PR 5902: Parse errors

Mon Mar 11 20:24:00 GMT 2002

I committed these two patches, both mainline and 3.1, on approval from
Alexandre.

-------- Original Message --------
From: Eric Blake <ebb9@email.byu.edu>
Subject: Re: PR 5902: Parse errors
To: apbianco@redhat.com
CC: java-patches@gcc.gnu.org

Alexandre Petit-Bianco wrote:
> 
> I wanted to give it a little more testing, but the patch appears to be
> malformed (first line 11, then 28... probably a paste that went
> wrong.) Could you please re-post something? Two different patches
> would be really convenient.

Here goes. I'm attaching the patches this time, instead of inlining
quoting them.
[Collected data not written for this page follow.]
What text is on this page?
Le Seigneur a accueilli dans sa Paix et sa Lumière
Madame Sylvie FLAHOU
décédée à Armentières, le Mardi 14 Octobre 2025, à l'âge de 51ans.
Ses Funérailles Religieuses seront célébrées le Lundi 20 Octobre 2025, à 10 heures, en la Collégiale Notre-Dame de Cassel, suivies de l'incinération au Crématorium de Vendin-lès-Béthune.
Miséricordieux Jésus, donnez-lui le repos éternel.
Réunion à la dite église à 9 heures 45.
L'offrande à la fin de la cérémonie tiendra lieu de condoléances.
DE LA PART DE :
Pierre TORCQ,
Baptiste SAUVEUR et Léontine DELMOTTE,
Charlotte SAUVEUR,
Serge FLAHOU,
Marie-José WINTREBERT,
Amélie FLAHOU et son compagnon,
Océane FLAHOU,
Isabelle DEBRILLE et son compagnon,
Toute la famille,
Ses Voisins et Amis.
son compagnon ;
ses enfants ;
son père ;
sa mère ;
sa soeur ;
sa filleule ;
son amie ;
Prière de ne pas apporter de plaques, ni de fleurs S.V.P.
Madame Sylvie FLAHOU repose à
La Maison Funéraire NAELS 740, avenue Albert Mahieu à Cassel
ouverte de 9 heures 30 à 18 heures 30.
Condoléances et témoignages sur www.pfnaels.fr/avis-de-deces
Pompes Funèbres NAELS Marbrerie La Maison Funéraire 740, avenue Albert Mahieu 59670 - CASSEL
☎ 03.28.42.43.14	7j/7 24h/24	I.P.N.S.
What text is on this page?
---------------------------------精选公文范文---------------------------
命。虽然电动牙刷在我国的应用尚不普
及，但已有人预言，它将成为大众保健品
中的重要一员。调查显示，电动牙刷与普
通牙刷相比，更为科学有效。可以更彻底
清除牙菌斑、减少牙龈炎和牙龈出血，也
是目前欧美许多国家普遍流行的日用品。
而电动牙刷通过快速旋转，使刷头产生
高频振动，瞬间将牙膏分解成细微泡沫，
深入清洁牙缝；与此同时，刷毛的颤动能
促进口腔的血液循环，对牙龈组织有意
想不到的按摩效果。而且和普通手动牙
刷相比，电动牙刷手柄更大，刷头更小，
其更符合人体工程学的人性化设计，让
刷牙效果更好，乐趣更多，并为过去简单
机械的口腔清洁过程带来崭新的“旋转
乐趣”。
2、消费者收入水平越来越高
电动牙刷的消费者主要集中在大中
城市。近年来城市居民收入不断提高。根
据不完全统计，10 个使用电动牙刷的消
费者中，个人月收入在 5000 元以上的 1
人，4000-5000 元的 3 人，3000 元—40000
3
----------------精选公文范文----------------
Patch one fixed PR 5902, patch 2 is comment formatting.

2002-03-11  Eric Blake  <ebb9@email.byu.edu>

	* lex.c: Adjust comments to GNU standards.

2002-03-11  Eric Blake  <ebb9@email.byu.edu>

	Fix for PR java/5902:
	* lex.c (java_lex): Fix parsing of literals.

-- 
This signature intentionally left boring.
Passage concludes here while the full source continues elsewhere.